Polytron menempatkan Fox 500 sebagai model dengan subsidi paling rendah di lini Fox Series saat ini, yakni Rp5 juta. Di saat yang sama, Fox 200 tetap dipertahankan di level Rp7 juta, sehingga menjadi salah satu penyangga utama dalam skema insentif perusahaan.
Perbedaan nilai subsidi itu membuat Fox Series tampil dengan pembagian posisi yang lebih tegas. Setiap model kini punya dukungan harga yang disesuaikan dengan karakter dan segmentasinya masing-masing.
Fox 350 mengalami penyesuaian paling terasa
Perubahan yang paling menonjol ada pada Fox 350. Model ini kini menerima subsidi Rp6,5 juta, turun Rp500 ribu dari skema sebelumnya yang berada di angka Rp7 juta.
Meski turun, Fox 350 masih berada di jalur yang kompetitif di segmen motor listrik roda dua. Penyesuaian ini menunjukkan Polytron memberi ruang berbeda bagi tiap model agar tetap relevan dengan kondisi pasar.
Fox 200 tetap stabil di level tertinggi
Berbeda dari Fox 350, Fox 200 tidak mengalami perubahan. Subsidi Rp7 juta tetap dipertahankan untuk model ini, sehingga posisinya masih kuat di segmen entry level.
Stabilnya nilai insentif Fox 200 membuat model tersebut tetap menarik bagi konsumen yang ingin menekan biaya awal kepemilikan. Dukungan harga ini juga menjaga daya tariknya di tengah persaingan yang terus bergerak.
Skema dibuat lebih fleksibel mengikuti pasar
Polytron tidak menerapkan subsidi yang sama untuk semua model Fox Series. Fox 500 menerima insentif Rp5 juta, sementara Fox 350 dan Fox 200 berada di level yang lebih tinggi.
Skema seperti ini mencerminkan penataan ulang strategi penjualan di pasar kendaraan listrik yang bergerak cepat. Perusahaan juga menegaskan bahwa nilai subsidi dievaluasi setiap bulan sesuai kondisi pasar dan permintaan konsumen.
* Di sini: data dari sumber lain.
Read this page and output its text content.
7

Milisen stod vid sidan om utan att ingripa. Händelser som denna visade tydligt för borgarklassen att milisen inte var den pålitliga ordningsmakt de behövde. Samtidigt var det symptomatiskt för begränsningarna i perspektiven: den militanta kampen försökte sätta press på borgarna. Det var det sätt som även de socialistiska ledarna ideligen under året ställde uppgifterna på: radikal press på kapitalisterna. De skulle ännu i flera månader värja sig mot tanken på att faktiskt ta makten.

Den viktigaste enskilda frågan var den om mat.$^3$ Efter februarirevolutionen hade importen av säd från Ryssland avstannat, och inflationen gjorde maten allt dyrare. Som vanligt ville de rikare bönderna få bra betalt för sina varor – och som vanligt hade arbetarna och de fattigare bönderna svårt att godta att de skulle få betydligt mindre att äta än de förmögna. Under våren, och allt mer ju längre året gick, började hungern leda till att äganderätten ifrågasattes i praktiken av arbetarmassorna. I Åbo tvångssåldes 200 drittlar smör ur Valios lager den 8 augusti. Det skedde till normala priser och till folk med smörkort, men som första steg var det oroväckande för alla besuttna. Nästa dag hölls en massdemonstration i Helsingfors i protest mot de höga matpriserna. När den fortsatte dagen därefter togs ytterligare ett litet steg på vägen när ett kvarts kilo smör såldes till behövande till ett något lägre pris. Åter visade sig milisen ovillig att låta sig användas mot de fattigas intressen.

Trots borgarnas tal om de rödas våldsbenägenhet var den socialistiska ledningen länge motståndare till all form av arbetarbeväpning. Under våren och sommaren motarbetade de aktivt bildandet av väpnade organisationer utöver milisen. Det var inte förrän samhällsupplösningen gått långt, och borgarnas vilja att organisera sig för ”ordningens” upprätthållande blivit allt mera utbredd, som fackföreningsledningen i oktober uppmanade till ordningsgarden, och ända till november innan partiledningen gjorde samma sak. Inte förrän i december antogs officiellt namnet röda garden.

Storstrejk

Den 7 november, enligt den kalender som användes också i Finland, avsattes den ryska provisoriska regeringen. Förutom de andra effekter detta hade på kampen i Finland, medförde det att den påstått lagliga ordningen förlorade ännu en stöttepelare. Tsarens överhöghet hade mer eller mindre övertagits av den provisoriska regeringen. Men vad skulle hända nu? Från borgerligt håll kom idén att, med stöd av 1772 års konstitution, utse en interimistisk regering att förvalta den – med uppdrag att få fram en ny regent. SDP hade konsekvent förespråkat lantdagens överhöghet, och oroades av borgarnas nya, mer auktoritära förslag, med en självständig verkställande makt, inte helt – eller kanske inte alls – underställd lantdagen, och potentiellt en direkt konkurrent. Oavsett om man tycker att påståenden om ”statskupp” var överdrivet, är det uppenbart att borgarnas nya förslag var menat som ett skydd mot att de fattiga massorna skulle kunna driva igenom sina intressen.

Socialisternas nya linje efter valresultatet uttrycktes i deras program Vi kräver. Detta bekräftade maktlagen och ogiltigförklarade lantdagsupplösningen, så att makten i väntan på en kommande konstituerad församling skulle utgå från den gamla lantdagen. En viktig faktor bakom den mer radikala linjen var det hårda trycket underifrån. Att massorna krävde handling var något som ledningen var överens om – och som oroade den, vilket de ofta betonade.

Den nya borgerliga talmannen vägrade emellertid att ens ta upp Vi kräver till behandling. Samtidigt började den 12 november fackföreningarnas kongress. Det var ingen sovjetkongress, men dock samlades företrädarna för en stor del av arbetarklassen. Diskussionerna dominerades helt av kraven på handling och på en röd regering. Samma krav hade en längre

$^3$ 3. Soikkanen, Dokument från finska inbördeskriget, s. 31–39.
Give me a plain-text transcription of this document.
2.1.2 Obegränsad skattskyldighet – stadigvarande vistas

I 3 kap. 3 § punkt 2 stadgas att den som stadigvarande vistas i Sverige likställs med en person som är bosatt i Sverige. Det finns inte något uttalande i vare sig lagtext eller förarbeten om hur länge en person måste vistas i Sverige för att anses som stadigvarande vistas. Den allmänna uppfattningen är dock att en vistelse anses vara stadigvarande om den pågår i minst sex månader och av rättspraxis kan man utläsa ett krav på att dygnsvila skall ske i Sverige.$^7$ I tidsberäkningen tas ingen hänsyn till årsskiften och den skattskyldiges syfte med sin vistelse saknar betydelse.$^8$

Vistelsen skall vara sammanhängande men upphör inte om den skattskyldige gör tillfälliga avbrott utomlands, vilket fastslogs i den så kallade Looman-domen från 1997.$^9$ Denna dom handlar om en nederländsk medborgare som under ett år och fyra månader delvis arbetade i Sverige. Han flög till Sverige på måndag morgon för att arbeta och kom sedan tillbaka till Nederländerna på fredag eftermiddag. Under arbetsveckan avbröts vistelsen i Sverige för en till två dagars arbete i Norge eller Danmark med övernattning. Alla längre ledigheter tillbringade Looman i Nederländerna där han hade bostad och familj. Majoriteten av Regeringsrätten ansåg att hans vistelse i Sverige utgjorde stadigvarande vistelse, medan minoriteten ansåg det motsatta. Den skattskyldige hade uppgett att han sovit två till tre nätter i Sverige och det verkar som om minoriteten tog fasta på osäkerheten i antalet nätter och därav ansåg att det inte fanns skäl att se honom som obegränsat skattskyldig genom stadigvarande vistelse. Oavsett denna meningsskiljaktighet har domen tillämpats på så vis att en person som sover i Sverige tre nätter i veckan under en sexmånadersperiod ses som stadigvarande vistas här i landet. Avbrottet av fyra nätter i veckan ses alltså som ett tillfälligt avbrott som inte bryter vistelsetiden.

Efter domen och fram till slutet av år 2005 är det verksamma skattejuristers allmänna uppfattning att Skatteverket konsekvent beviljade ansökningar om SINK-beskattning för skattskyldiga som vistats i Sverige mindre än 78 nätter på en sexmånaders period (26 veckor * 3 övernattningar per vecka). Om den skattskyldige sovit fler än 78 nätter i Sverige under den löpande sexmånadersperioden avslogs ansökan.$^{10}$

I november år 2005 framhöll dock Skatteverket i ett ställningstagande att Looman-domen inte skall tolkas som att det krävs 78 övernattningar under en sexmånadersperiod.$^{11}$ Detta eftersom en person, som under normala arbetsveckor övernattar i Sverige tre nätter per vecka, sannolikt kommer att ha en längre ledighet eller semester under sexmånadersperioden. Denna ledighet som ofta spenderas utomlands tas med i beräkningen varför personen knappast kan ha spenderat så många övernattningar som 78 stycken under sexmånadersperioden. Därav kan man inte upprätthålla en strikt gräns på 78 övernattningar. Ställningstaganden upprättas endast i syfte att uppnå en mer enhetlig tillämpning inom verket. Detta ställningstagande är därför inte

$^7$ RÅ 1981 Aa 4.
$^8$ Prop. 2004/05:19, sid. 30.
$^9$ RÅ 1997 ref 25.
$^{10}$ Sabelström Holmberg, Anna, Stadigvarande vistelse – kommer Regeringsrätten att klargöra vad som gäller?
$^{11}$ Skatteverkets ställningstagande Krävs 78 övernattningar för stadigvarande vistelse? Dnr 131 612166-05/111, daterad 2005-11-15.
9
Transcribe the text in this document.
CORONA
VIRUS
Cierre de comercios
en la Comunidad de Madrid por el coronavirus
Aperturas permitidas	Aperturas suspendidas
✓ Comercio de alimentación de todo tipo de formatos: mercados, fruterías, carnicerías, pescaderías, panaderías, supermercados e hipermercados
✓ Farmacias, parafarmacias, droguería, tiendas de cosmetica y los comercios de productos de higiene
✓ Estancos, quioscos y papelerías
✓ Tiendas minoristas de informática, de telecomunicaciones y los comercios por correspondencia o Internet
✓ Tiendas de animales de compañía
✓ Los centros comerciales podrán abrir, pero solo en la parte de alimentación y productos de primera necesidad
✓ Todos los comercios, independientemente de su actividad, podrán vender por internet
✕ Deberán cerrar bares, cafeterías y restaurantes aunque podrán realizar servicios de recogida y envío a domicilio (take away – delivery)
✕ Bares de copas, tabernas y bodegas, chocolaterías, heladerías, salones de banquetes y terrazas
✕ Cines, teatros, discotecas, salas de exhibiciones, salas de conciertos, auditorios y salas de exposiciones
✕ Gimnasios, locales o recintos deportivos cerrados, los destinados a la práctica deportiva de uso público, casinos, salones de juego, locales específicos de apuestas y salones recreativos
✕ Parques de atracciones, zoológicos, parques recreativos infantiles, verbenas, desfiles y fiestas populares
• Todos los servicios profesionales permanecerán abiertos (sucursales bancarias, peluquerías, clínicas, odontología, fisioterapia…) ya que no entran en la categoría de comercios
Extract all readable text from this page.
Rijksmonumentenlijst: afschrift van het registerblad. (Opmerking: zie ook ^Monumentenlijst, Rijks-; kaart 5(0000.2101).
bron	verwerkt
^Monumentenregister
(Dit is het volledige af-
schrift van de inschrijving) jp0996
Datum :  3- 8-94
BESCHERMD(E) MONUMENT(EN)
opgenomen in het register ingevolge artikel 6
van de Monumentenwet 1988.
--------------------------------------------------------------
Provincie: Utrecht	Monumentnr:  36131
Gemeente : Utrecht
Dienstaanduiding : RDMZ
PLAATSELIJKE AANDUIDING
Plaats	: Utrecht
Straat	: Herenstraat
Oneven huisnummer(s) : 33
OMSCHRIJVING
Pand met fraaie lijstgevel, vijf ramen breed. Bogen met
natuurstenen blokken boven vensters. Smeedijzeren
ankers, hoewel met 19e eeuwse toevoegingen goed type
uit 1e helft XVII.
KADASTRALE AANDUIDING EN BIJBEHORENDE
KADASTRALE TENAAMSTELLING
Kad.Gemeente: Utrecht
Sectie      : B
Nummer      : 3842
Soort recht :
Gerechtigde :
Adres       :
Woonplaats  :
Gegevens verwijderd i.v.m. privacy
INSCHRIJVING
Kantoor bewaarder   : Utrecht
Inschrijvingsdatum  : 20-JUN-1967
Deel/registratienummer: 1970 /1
Biaya kepemilikan masih dijaga tetap terjangkau
Selain subsidi harga unit, tarif sewa baterai pada motor listrik Polytron juga belum mengalami kenaikan hingga saat ini. Kondisi itu membantu menjaga biaya kepemilikan tetap relatif terjangkau bagi pengguna harian di perkotaan.
Dengan Fox Series, Polytron tetap memosisikan lini ini untuk menjangkau kebutuhan mobilitas masyarakat urban dan suburban. Variasi model yang tersedia memberi pilihan lebih luas, baik untuk kebutuhan harian maupun jarak menengah.
Di tengah masuknya berbagai merek baru dan perkembangan teknologi, penyesuaian subsidi menjadi salah satu cara Polytron menjaga daya saing di pasar motor listrik Indonesia. Kebijakan ini sekaligus diharapkan tetap menjaga minat masyarakat terhadap kendaraan listrik.